I'm not suggesting that this labouring saves us - but I wonder if sometimes we hide behind the faith not works line and miss that according to James, real faith always manifests in works. The easy connection to labour is to replace the time spent enjoying the thing given up with time of reflection and prayer. But what if we got a bit more creative here. Try to think of what would be the Kingdom work that we can replace our sacrifice with?
If I give up coffee for Lent, why not take the money I would have spent on coffee and invest it in education in the country where the beans are grown, often at a terrible cost to the farmers who grow them? Or why not take that money and invest it in protecting the rainforests that are being clear cut to grow more beans?
If I give up TV for Lent, why not take the time I would have spent watching shows to play music for a local inner city mission?

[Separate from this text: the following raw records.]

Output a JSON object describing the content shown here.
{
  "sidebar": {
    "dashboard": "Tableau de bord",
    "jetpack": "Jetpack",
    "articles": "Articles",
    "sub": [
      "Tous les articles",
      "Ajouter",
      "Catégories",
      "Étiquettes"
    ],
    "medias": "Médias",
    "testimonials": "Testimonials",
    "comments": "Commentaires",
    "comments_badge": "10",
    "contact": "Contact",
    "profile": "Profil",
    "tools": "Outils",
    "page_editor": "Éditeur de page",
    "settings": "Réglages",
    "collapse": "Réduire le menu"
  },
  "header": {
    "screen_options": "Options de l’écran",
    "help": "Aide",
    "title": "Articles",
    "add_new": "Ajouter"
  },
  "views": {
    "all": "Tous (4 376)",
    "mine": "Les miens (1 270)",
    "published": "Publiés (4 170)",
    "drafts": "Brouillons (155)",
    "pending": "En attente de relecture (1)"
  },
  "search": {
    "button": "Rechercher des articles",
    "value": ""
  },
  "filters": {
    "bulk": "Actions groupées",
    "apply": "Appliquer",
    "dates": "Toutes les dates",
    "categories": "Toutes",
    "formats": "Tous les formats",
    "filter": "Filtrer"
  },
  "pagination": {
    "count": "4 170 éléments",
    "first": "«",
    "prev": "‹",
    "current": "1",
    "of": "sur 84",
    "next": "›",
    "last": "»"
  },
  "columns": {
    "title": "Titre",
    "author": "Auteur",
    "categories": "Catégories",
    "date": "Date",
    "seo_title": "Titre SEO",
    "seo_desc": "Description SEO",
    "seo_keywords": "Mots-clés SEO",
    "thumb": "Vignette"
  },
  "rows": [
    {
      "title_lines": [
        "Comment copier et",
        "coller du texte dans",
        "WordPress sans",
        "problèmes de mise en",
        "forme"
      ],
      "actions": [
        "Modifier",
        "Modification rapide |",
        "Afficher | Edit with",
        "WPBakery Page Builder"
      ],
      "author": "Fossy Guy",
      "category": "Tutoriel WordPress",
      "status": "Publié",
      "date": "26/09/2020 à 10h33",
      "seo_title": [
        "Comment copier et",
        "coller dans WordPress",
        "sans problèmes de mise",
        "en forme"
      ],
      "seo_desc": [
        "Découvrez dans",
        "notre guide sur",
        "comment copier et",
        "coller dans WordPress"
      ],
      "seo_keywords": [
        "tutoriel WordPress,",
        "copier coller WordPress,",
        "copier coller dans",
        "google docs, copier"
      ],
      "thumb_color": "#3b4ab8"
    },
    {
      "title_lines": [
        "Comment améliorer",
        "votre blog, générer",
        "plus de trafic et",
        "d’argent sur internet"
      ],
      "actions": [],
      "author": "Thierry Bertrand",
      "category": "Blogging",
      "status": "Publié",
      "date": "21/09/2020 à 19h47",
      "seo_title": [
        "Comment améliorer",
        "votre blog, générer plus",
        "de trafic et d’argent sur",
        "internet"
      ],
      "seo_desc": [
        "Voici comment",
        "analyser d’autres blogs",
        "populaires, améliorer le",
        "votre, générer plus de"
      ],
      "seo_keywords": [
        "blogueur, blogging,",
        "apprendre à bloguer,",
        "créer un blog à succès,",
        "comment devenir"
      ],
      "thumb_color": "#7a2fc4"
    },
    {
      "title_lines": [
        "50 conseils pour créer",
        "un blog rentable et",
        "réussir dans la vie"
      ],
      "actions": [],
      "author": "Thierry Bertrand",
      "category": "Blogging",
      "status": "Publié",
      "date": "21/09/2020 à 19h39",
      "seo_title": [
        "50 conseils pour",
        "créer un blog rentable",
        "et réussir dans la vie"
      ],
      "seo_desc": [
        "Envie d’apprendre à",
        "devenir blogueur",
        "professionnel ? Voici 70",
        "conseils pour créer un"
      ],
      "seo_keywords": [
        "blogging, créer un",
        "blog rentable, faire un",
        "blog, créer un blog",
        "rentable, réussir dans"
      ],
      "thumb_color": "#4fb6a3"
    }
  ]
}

I love my entertainment as much as the next person, so why not share that joy with folks who really could use a bit of entertainment? Or why not take the time you would have watched shows to play board games with your family and friends - one of the things I've seen happen with Lent is that the new pattern or activity can become more important than the old one. And 40 days is just enough time to develop a new habit.
I'm sure you all can come up with more examples. I wonder if you would like to share them with us, especially the ones you've already done. Let's think of Lent as a possibility, and opportunity to do good and not just a time to sacrifice.